"Emekçilerin hayatlarına yakından baktığı romanlarında Suat Derviş onların nasıl sömürüldüklerini, ne zor şartlarda yaşadıklarını çok gerçekçi bir biçimde dile getirir, ama bir yandan kadın emekçilerin kadın olmalarından ötürü yaşadıkları ayrı sıkıntı ve dertlere de ışık tutar."
22 Şubat 2021 12:39
Bu Roman Olan Şeylerin Romanıdır’da emek sömürüsü ve yabancılaşmanın yanında işsizlik de önemli bir sorun olarak ifadesini bulur. Fabrikada çalışanlar insanı insanlıktan çıkaran çalışma koşullarında üç kuruşa çalışıyorlardır, kazandıkları ancak karınlarını doyurmaya ve bir çatının altında barınmalarına yetiyordur. Beri yandan bunu da bulamayanlar vardır. İş kazasına uğrayan Arif, Nazlı’nın sevgilisi Mahmut, savaş gazisi, alkolik üvey baba Osman… İşsizlik bu kişiler için o kertede büyük bir derttir ki, Mahmut’un daha önce çalıştığı atölyedeki döküm ocağını özlediğinden bile söz edilir.[1]
“Dökümhanenin hasreti; bir yuva hasreti, bir yurt hasreti, bir memleket hasreti gibi en kuvvetli, en önüne geçilmez bir daüssıla gibi kalbini burguluyor.” (s. 67)
Feryal Saygılıgil değindiğim makalesinde Suat Derviş’in iş kazaları nedeniyle işten çıkartılanlara röportajlarında özel bir önem verdiğini vurgular. Bu hassasiyetin romanlarında da sürdüğü görülür. İstanbul’un Bir Gecesi de işsiz bir roman kişisiyle başlar. Vasıf cezaevinden çıktığı için iş bulamıyordur.[2] Annesinin hastalığı nedeniyle patronunun parasını zimmetine geçirmiş biridir; şimdi de kızı hastadır ve paraya ihtiyacı vardır. Bütün kapılar yüzüne kapanınca eski patronunun kızının düğününe gidip yardım istemeye karar vermiştir; hasta kızıyla gelinin çocukluklarında arkadaşlık etmiş olması bir umuttur onun için.
Suat Derviş’in insanların küçük (saklı) hesapları aktarmaktan çekinmediğinden söz etmiştim. İstanbul’un Bir Gecesi’nde de başlarda böyle bir sahne yer alır.
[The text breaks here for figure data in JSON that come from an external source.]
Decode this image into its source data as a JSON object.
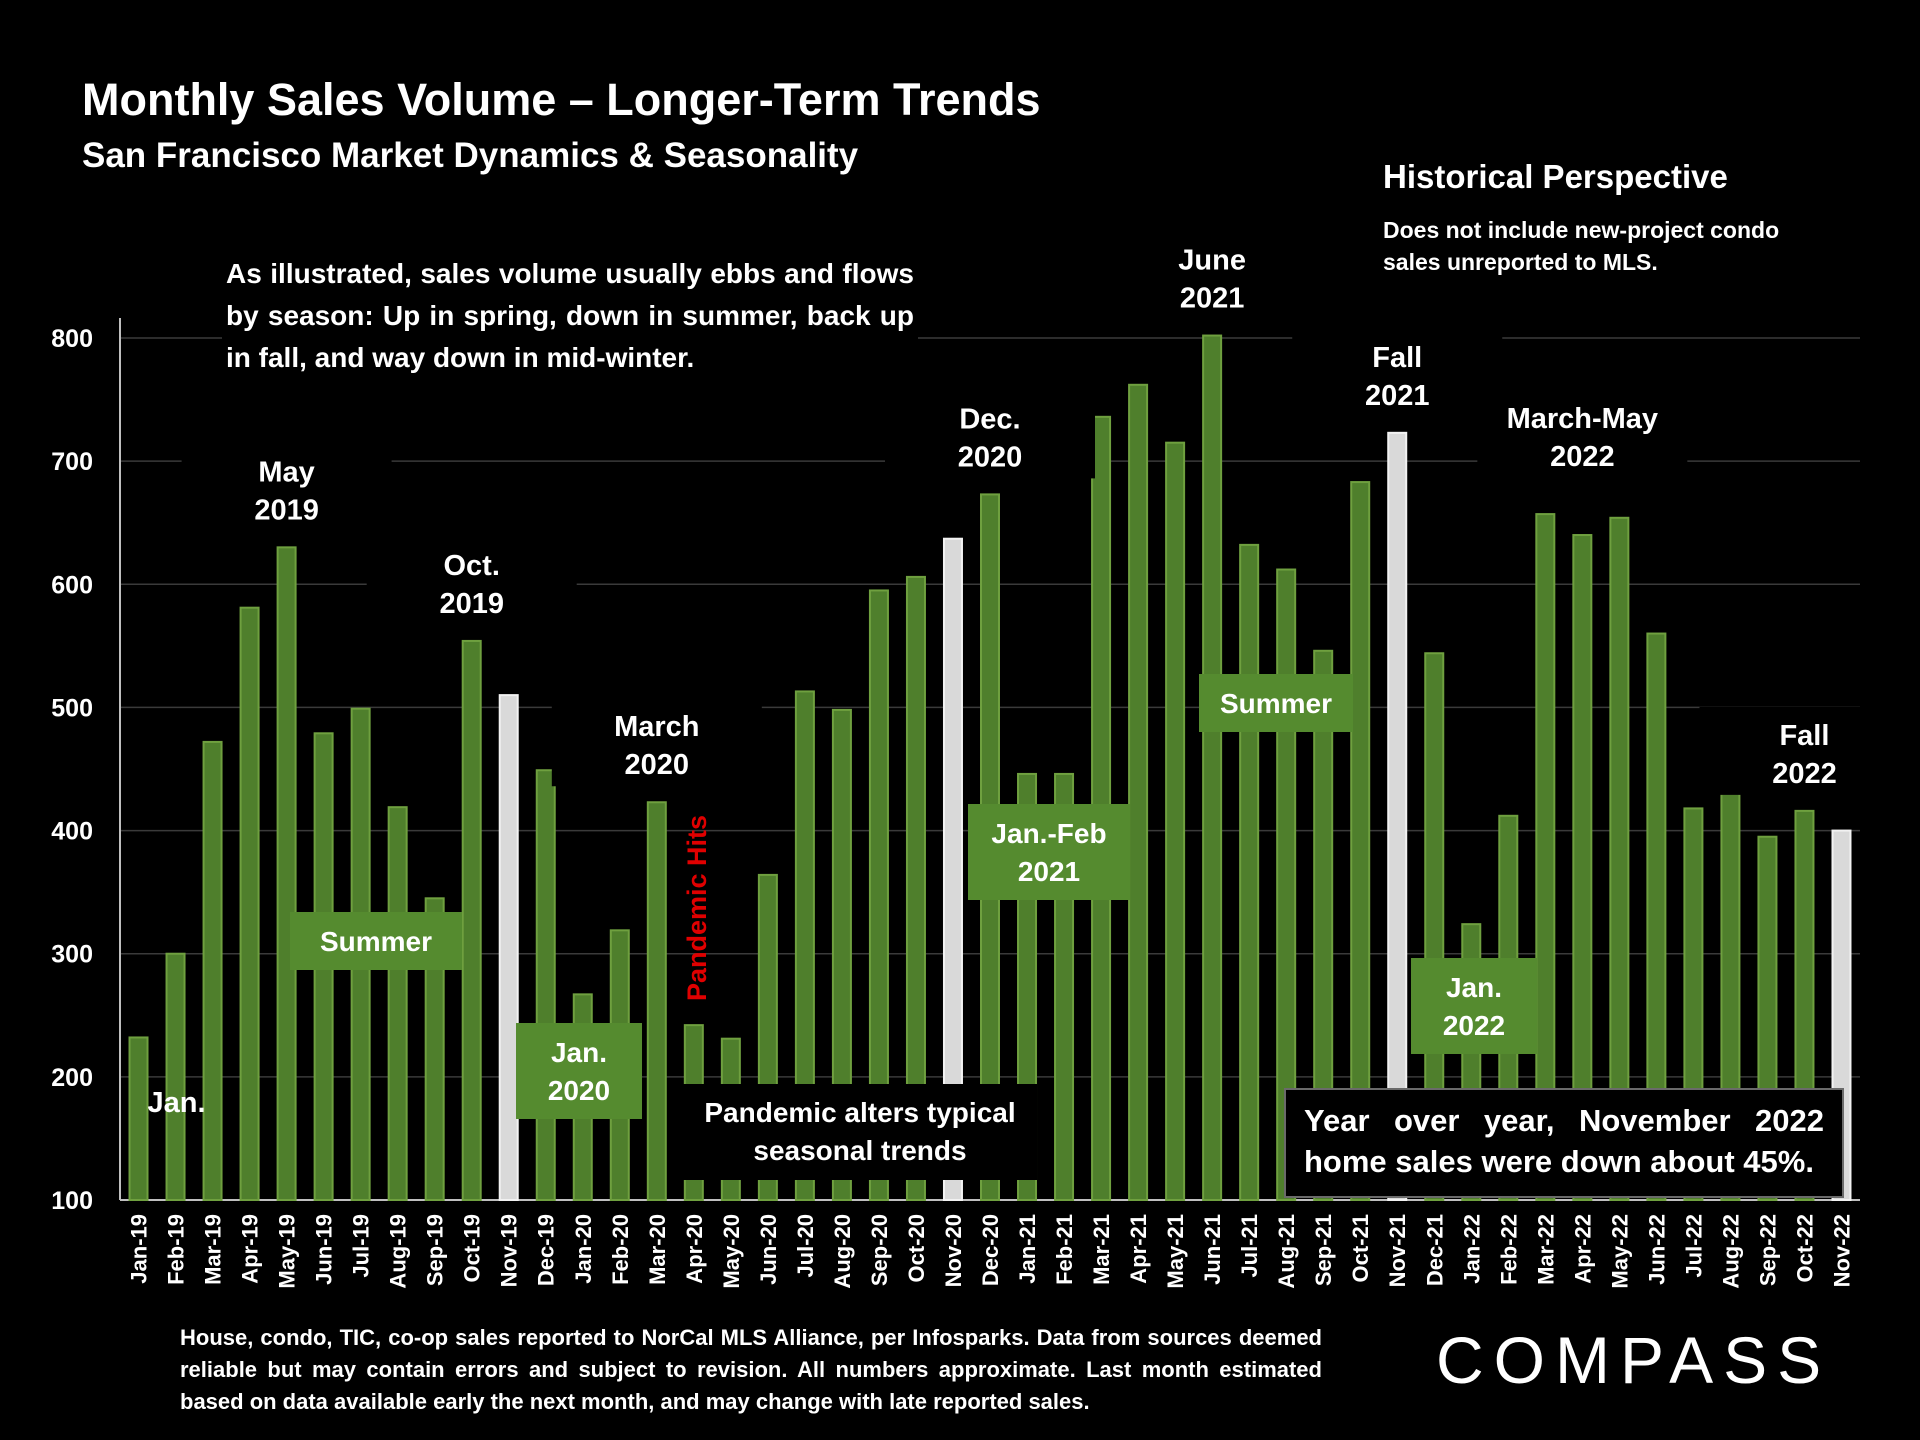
{
  "title": "Monthly Sales Volume – Longer-Term Trends",
  "subtitle": "San Francisco Market Dynamics & Seasonality",
  "historical_title": "Historical Perspective",
  "historical_note": "Does not include new-project condo sales unreported to MLS.",
  "intro_text": "As illustrated, sales volume usually ebbs and flows by season: Up in spring, down in summer, back up in fall, and way down in mid-winter.",
  "footnote": "House, condo, TIC, co-op sales reported to NorCal MLS Alliance, per Infosparks. Data from sources deemed reliable but may contain errors and subject to revision. All numbers approximate. Last month estimated based on data available early the next month, and may change with late reported sales.",
  "logo": "COMPASS",
  "pandemic_hits": "Pandemic Hits",
  "pandemic_box": "Pandemic alters typical seasonal trends",
  "yoy_box": "Year over year, November 2022 home sales were down about 45%.",
  "colors": {
    "green_bar": "#4f7f2c",
    "green_box": "#558b2f",
    "gray_bar": "#d9d9d9",
    "red_text": "#e00000"
  },
  "chart_data": {
    "type": "bar",
    "ylim": [
      100,
      800
    ],
    "yticks": [
      100,
      200,
      300,
      400,
      500,
      600,
      700,
      800
    ],
    "grid": true,
    "categories": [
      "Jan-19",
      "Feb-19",
      "Mar-19",
      "Apr-19",
      "May-19",
      "Jun-19",
      "Jul-19",
      "Aug-19",
      "Sep-19",
      "Oct-19",
      "Nov-19",
      "Dec-19",
      "Jan-20",
      "Feb-20",
      "Mar-20",
      "Apr-20",
      "May-20",
      "Jun-20",
      "Jul-20",
      "Aug-20",
      "Sep-20",
      "Oct-20",
      "Nov-20",
      "Dec-20",
      "Jan-21",
      "Feb-21",
      "Mar-21",
      "Apr-21",
      "May-21",
      "Jun-21",
      "Jul-21",
      "Aug-21",
      "Sep-21",
      "Oct-21",
      "Nov-21",
      "Dec-21",
      "Jan-22",
      "Feb-22",
      "Mar-22",
      "Apr-22",
      "May-22",
      "Jun-22",
      "Jul-22",
      "Aug-22",
      "Sep-22",
      "Oct-22",
      "Nov-22"
    ],
    "values": [
      232,
      300,
      472,
      581,
      630,
      479,
      499,
      419,
      345,
      554,
      510,
      449,
      267,
      319,
      423,
      242,
      231,
      364,
      513,
      498,
      595,
      606,
      637,
      673,
      446,
      446,
      736,
      762,
      715,
      802,
      632,
      612,
      546,
      683,
      723,
      544,
      324,
      412,
      657,
      640,
      654,
      560,
      418,
      431,
      395,
      416,
      400
    ],
    "highlight": [
      "Nov-19",
      "Nov-20",
      "Nov-21",
      "Nov-22"
    ],
    "annotations": [
      {
        "text": "Jan.",
        "kind": "plain",
        "at": "Jan-19"
      },
      {
        "text": "May 2019",
        "kind": "label",
        "at": "May-19"
      },
      {
        "text": "Oct. 2019",
        "kind": "label",
        "at": "Oct-19"
      },
      {
        "text": "Summer",
        "kind": "box",
        "at": "Jul-19"
      },
      {
        "text": "Jan. 2020",
        "kind": "box",
        "at": "Dec-19"
      },
      {
        "text": "March 2020",
        "kind": "label",
        "at": "Mar-20"
      },
      {
        "text": "Dec. 2020",
        "kind": "label",
        "at": "Dec-20"
      },
      {
        "text": "Jan.-Feb 2021",
        "kind": "box",
        "at": "Jan-21"
      },
      {
        "text": "June 2021",
        "kind": "label",
        "at": "Jun-21"
      },
      {
        "text": "Summer",
        "kind": "box",
        "at": "Aug-21"
      },
      {
        "text": "Fall 2021",
        "kind": "label",
        "at": "Nov-21"
      },
      {
        "text": "Jan. 2022",
        "kind": "box",
        "at": "Jan-22"
      },
      {
        "text": "March-May 2022",
        "kind": "label",
        "at": "Apr-22"
      },
      {
        "text": "Fall 2022",
        "kind": "label",
        "at": "Oct-22"
      }
    ]
  }
}
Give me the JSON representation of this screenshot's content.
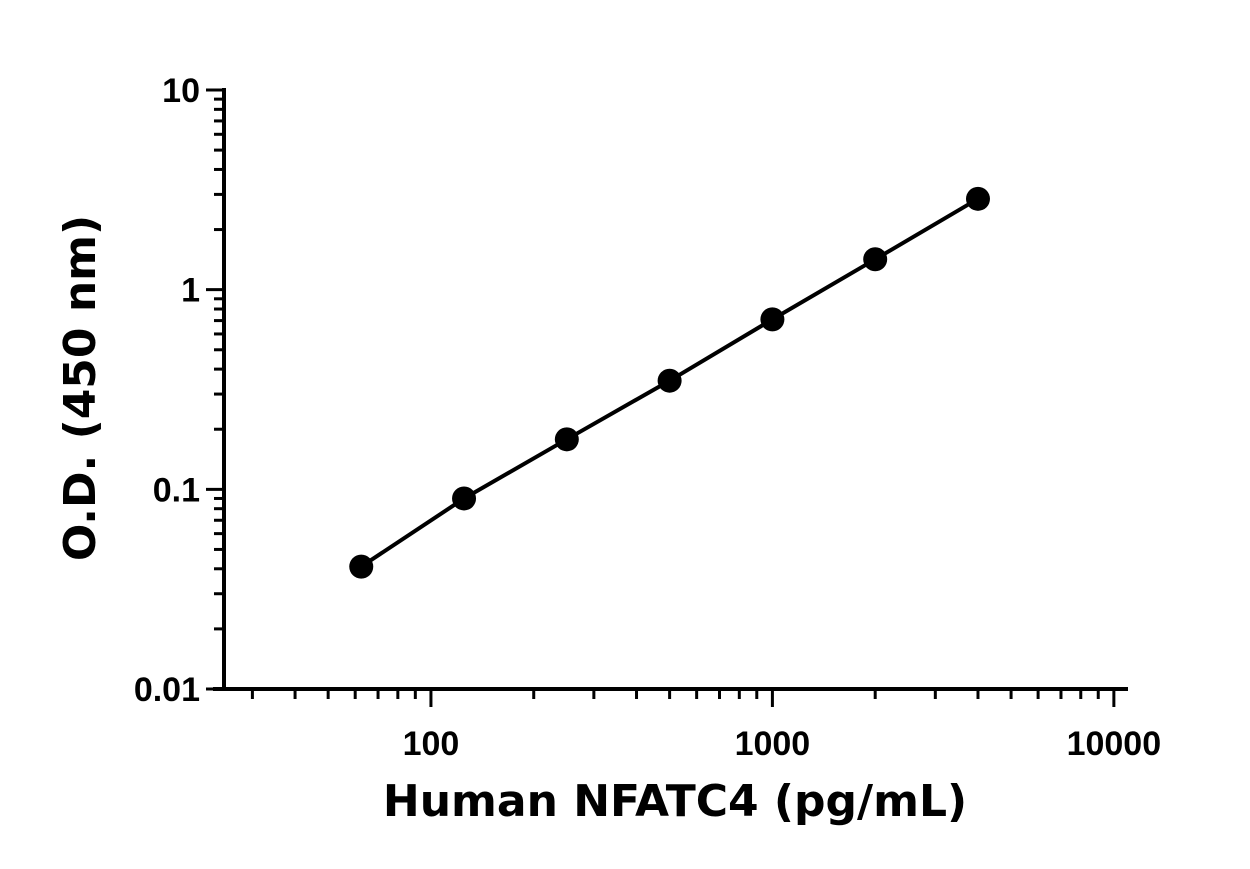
{
  "chart_data": {
    "type": "scatter",
    "title": "",
    "xlabel": "Human NFATC4 (pg/mL)",
    "ylabel": "O.D. (450 nm)",
    "xscale": "log",
    "yscale": "log",
    "xlim": [
      23,
      11000
    ],
    "ylim": [
      0.01,
      10
    ],
    "xticks": [
      {
        "value": 100,
        "label": "100"
      },
      {
        "value": 1000,
        "label": "1000"
      },
      {
        "value": 10000,
        "label": "10000"
      }
    ],
    "yticks": [
      {
        "value": 0.01,
        "label": "0.01"
      },
      {
        "value": 0.1,
        "label": "0.1"
      },
      {
        "value": 1,
        "label": "1"
      },
      {
        "value": 10,
        "label": "10"
      }
    ],
    "grid": false,
    "legend": "none",
    "fit_line": true,
    "series": [
      {
        "color": "#000000",
        "x": [
          62.5,
          125,
          250,
          500,
          1000,
          2000,
          4000
        ],
        "y": [
          0.041,
          0.09,
          0.178,
          0.35,
          0.71,
          1.42,
          2.85
        ]
      }
    ]
  }
}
Vasıf’ın çalıştığı fabrikanın odacısı cezaevinden tahliye olmasının ardından onunla görüşmeyi kesmemiştir. Bir zamanlar âmiri olan kişiye şimdi himaye eder tarzda sözler sarf ederek, “kendisini ondan daha yüksekte hissetmekten ve onunla konuşmayı devam etmekle alçak gönüllülük göstermekte olduğunu anlatmaktan gururlanıyordu[r.]” (s. 23)
Yoksulların, işçilerin arasında olması gereken dayanışmanın bir örneği olarak görmek zordur bu hareketi. Dayanışmanın örneği Bu Roman Olan Şeylerin Romanıdır’da yer alır. İş kazasına uğrayan Arif’e arka çıkan bazı işçiler iş bırakır ve akabinde işten atılırlar. Fabrikanın kapıcısıysa vaktiyle grev kırıcılık yaptığı için kapıcılıkla taltif edilmiştir, uzaktan Orhan Kemal’in Murtaza’sını andıran biridir. Vaktiyle yaptığında haklı olduğunu düşünmekle birlikte “içinde, ekmek yediği yere fenalık etmemiş bir adamın huzuru ar[amayı]” sürdürmektedir; ne ki bu “huzur hiçbir gün tastamam gel[mez.] Arkadaşlarının yüzüne kinle baktıklarını unutamıyor[dur].” Fabrika yönetimine dilekçe verip iş başı yapmayan on beş işçi de aynı günün akşamında işsizler ordusuna katılacaklardır. İşsizliğin Suat Derviş’in önem verdiği meselelerden biri olduğundan söz etmiştim. Bu on beş işçinin işten çıkarılmalarının ardından işsizliğin nasıl bir şey olduğu etkileyici şekilde anlatılır romanda.
“İşsizlik… Hep sağ elini kullanan bir adamın çolak, hep okuyan bir adamın kör oluşu gibidir. İşsizlik… Muazzam bir içtimai istihsal dünyasında birdenbire parazitleşmek, silahsız kalmak demektir. İşsizlik… Maddeten ve manen ölmenin bir diğer çeşididir.” (s. 206)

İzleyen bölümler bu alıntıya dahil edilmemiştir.